Drink alcohol in moderation

Minimize your stress levels

Get adequate sleep

Cook your meats thoroughly and reduce the intake (eat less).

Wash your hands thoroughly and often to prevent infection.

Practice social distancing with out being told.

Use common sense.

Grow a garden.…it’s possible.

As a 63-year-old African American male, I am creeping into the high-risk category. However, as we have seen, neither the COVID-19 virus nor death is a respecter of age. Nonetheless, the older you get, the wiser you ought to become. Our choices have to be considerate, because our decisions affect, not just us, but our families, friends, co-workers, church members, neighbors, communities, cities, states, our nation, and our world. So, changing your mindset may take some time too, but it can be done. If you search online, there are several examples on what you can do. Personally, I would start with meditation. You don’t have to cross your legs and chant strange sounds to do it, just check it out for yourself.

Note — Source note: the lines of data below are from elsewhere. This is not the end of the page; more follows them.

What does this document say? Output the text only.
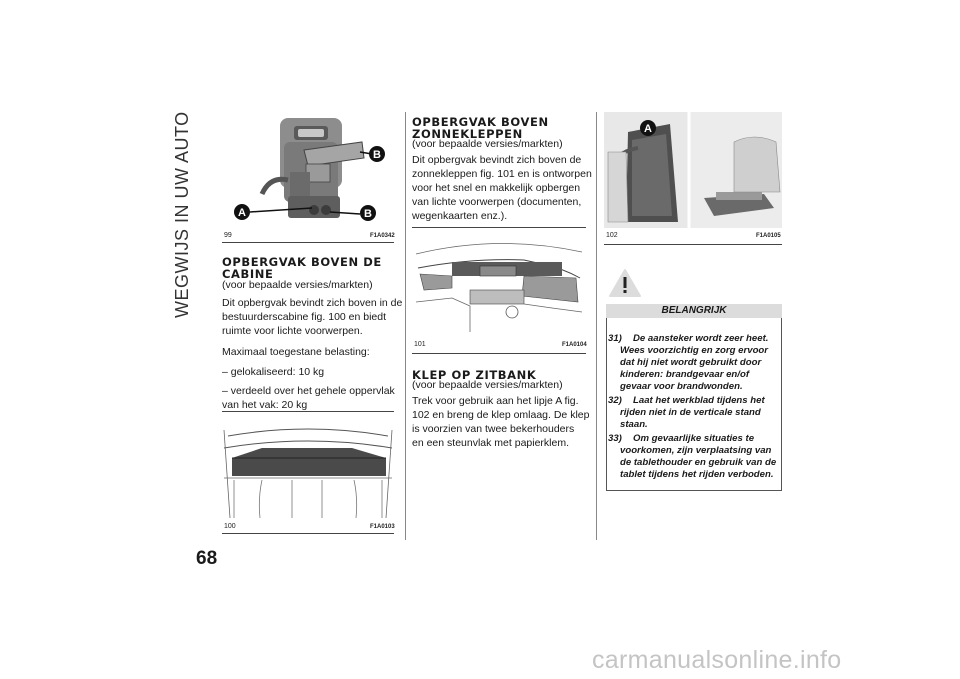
WEGWIJS IN UW AUTO	A	B
B
99	F1A0342
OPBERGVAK BOVEN DE
CABINE
(voor bepaalde versies/markten)
Dit opbergvak bevindt zich boven in de
bestuurderscabine fig. 100 en biedt
ruimte voor lichte voorwerpen.
Maximaal toegestane belasting:
– gelokaliseerd: 10 kg
– verdeeld over het gehele oppervlak
van het vak: 20 kg
100	F1A0103
OPBERGVAK BOVEN
ZONNEKLEPPEN
(voor bepaalde versies/markten)
Dit opbergvak bevindt zich boven de
zonnekleppen fig. 101 en is ontworpen
voor het snel en makkelijk opbergen
van lichte voorwerpen (documenten,
wegenkaarten enz.).
101	F1A0104
KLEP OP ZITBANK
(voor bepaalde versies/markten)
Trek voor gebruik aan het lipje A fig.
102 en breng de klep omlaag. De klep
is voorzien van twee bekerhouders
en een steunvlak met papierklem.
A
102	F1A0105
BELANGRIJK
31) De aansteker wordt zeer heet.
Wees voorzichtig en zorg ervoor
dat hij niet wordt gebruikt door
kinderen: brandgevaar en/of
gevaar voor brandwonden.
32) Laat het werkblad tijdens het
rijden niet in de verticale stand
staan.
33) Om gevaarlijke situaties te
voorkomen, zijn verplaatsing van
de tablethouder en gebruik van de
tablet tijdens het rijden verboden.
68
carmanualsonline.info
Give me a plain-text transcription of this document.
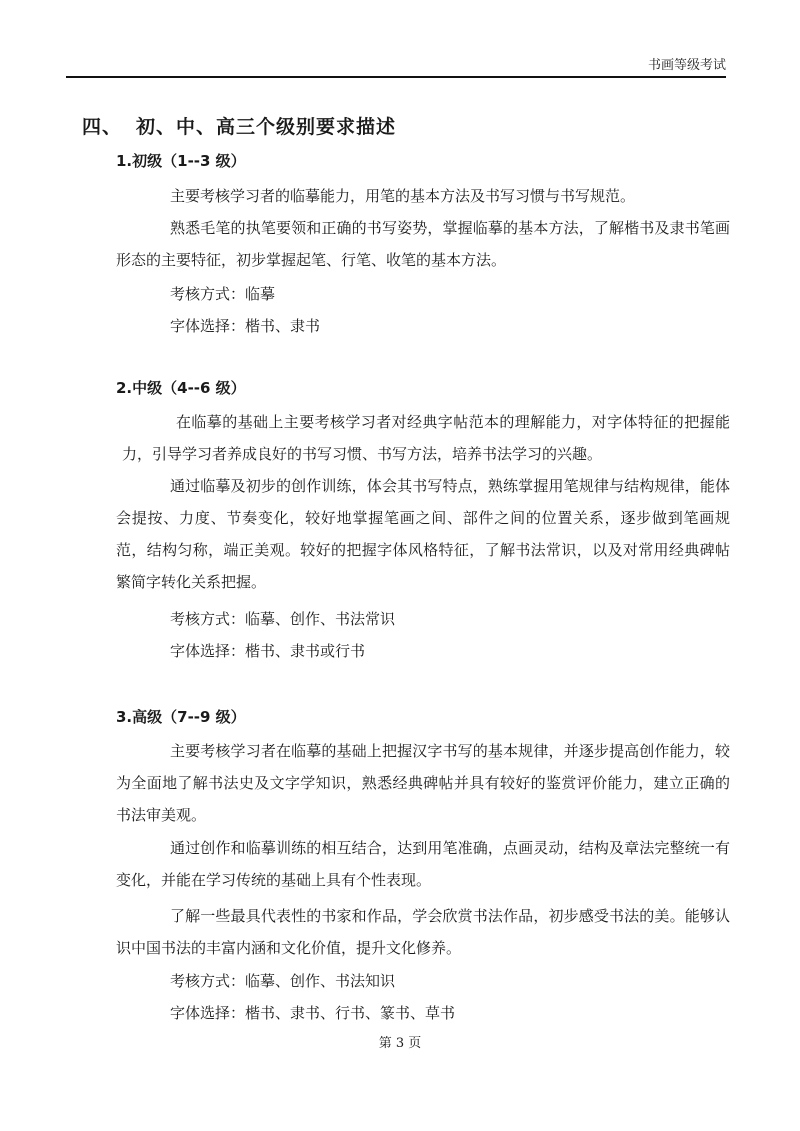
书画等级考试
四、 初、中、高三个级别要求描述
1.初级（1--3 级）
主要考核学习者的临摹能力，用笔的基本方法及书写习惯与书写规范。
熟悉毛笔的执笔要领和正确的书写姿势，掌握临摹的基本方法，了解楷书及隶书笔画形态的主要特征，初步掌握起笔、行笔、收笔的基本方法。
考核方式：临摹
字体选择：楷书、隶书
2.中级（4--6 级）
在临摹的基础上主要考核学习者对经典字帖范本的理解能力，对字体特征的把握能力，引导学习者养成良好的书写习惯、书写方法，培养书法学习的兴趣。
通过临摹及初步的创作训练，体会其书写特点，熟练掌握用笔规律与结构规律，能体会提按、力度、节奏变化，较好地掌握笔画之间、部件之间的位置关系，逐步做到笔画规范，结构匀称，端正美观。较好的把握字体风格特征，了解书法常识，以及对常用经典碑帖繁简字转化关系把握。
考核方式：临摹、创作、书法常识
字体选择：楷书、隶书或行书
3.高级（7--9 级）
主要考核学习者在临摹的基础上把握汉字书写的基本规律，并逐步提高创作能力，较为全面地了解书法史及文字学知识，熟悉经典碑帖并具有较好的鉴赏评价能力，建立正确的书法审美观。
通过创作和临摹训练的相互结合，达到用笔准确，点画灵动，结构及章法完整统一有变化，并能在学习传统的基础上具有个性表现。
了解一些最具代表性的书家和作品，学会欣赏书法作品，初步感受书法的美。能够认识中国书法的丰富内涵和文化价值，提升文化修养。
考核方式：临摹、创作、书法知识
字体选择：楷书、隶书、行书、篆书、草书
第 3 页
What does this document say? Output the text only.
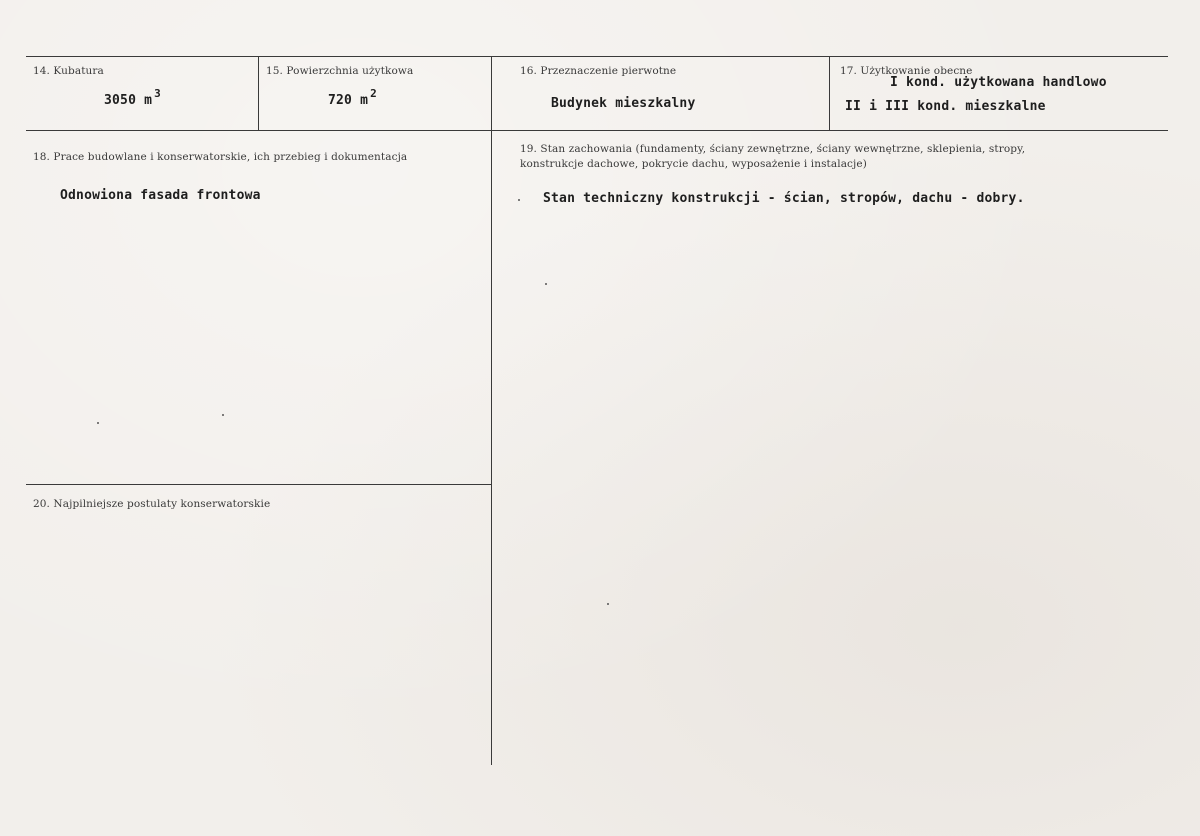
14. Kubatura
3050 m $^3$
15. Powierzchnia użytkowa
720 m $^2$
16. Przeznaczenie pierwotne
Budynek mieszkalny
17. Użytkowanie obecne
I kond. użytkowana handlowo
II i III kond. mieszkalne
18. Prace budowlane i konserwatorskie, ich przebieg i dokumentacja
Odnowiona fasada frontowa
19. Stan zachowania (fundamenty, ściany zewnętrzne, ściany wewnętrzne, sklepienia, stropy, konstrukcje dachowe, pokrycie dachu, wyposażenie i instalacje)
Stan techniczny konstrukcji - ścian, stropów, dachu - dobry.
20. Najpilniejsze postulaty konserwatorskie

I have been very fortunate to have two of my three daughters and my mother-in-law home with my wife and me during these critical times. My middle daughter is working in Pennsylvania—believe it or not—on vaccines. She is a scientist, and while she may not be working on the vaccine that cures you, it may cure your loved one in the near future. This time at home has given me the opportunity to reflect, refresh, refuel, and refurbish my soul. It has given me the time to love on my family and for them to love on me even more.

Every year we host the Power Couples Ball, which promotes marriage, education and family. With that being said, I believe the days ahead will be even more difficult for individuals without a helpmate. All you single men and women out there, go home to your families. Alone is not good. If you’ve always wanted a family, then what are you waiting on?

Let’s Keep family at the heart of the African American community. Let’s unite our finances, reset our lives and Survive!